How to Prevent Slips and Trip at Work
There are a number of things that you can do in order to prevent slips and trips at work and the injuries caused by them. Here are a few steps that every business should take:
- Ensure that all workers are trained and advised of the risks associated with slips and trips in their job.
- Make sure that all employees have received the appropriate health and safety training as relevant to their job, so that they are aware of the risks and how to prevent them.
- Perform a risk assessment of the workplace and identify any hazards that might make a slip or a trip more likely. Create a custom tailored plan for your workplace to decrease these hazards.
- Check in frequently to make sure that preventative measures are working and assess any issues.
- Take a look at the surfaces that employees are walking or standing on. Are they oily or greasy? Could they be covered with snow or ice? Are they uneven? Supervisors and managers are responsible for making sure that the surfaces that employees walk on are as stable and secure as possible.
- Always follow safe working procedures. For example, if a large cart needs to be transported and one worker cannot see around it, there should be two employees working together to transport it safely.

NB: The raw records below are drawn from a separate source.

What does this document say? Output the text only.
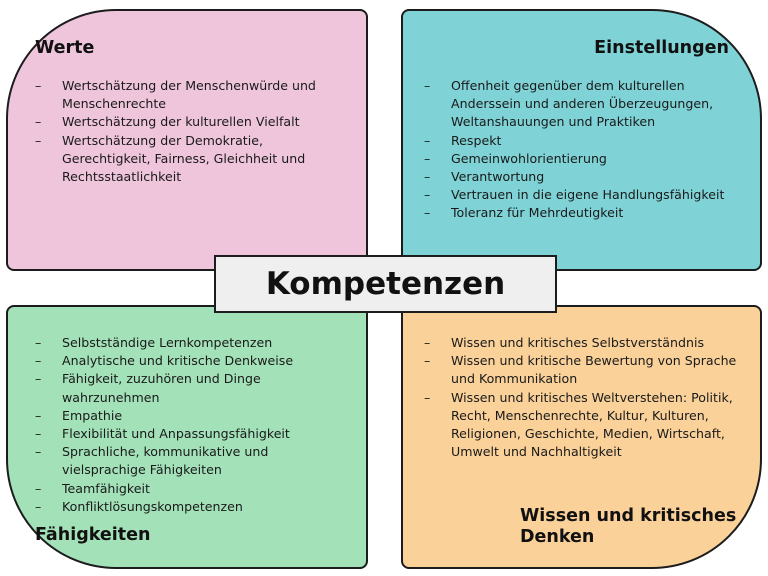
Werte
– Wertschätzung der Menschenwürde und Menschenrechte
– Wertschätzung der kulturellen Vielfalt
– Wertschätzung der Demokratie, Gerechtigkeit, Fairness, Gleichheit und Rechtsstaatlichkeit
Einstellungen
– Offenheit gegenüber dem kulturellen Anderssein und anderen Überzeugungen, Weltanshauungen und Praktiken
– Respekt
– Gemeinwohlorientierung
– Verantwortung
– Vertrauen in die eigene Handlungsfähigkeit
– Toleranz für Mehrdeutigkeit
– Selbstständige Lernkompetenzen
– Analytische und kritische Denkweise
– Fähigkeit, zuzuhören und Dinge wahrzunehmen
– Empathie
– Flexibilität und Anpassungsfähigkeit
– Sprachliche, kommunikative und vielsprachige Fähigkeiten
– Teamfähigkeit
– Konfliktlösungskompetenzen
Fähigkeiten
– Wissen und kritisches Selbstverständnis
– Wissen und kritische Bewertung von Sprache und Kommunikation
– Wissen und kritisches Weltverstehen: Politik, Recht, Menschenrechte, Kultur, Kulturen, Religionen, Geschichte, Medien, Wirtschaft, Umwelt und Nachhaltigkeit
Wissen und kritisches Denken
Kompetenzen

- Make sure that spills in walkway areas are cleaned up as quickly as possible before they become a hazard. Equipment for doing this, such as buckets, mops and shovels, should be readily available.
- When wheeled carts are being used, the castors should be cleaned and maintained frequently so that they will always roll smoothly and not “pull” in any direction.
- When working outside, remove snow and ice from all pathways to prevent slipping.
- Monthly inspections by the Health and Safety Committee should be carried out in the workplace to identify risks.
- Any rugs and carpets that don’t lay flat should be secured by tacking or taping them down.
- Employees should always wear the appropriate footwear for the task, such as grip soles and anti-slip boots.
- Workers should also be instructed to maintain a safe pace of walking and avoid running in the workplace. It is also safer to make wide turns at corners and walk with feet pointed slightly outward.
Slips and trips are more dangerous than you might think, but preventing them is really quite simple. If you can keep these tips in mind and follow the guidelines covered in your health and safety course, you will avoid this risk of injury and make the workplace much safer for everyone.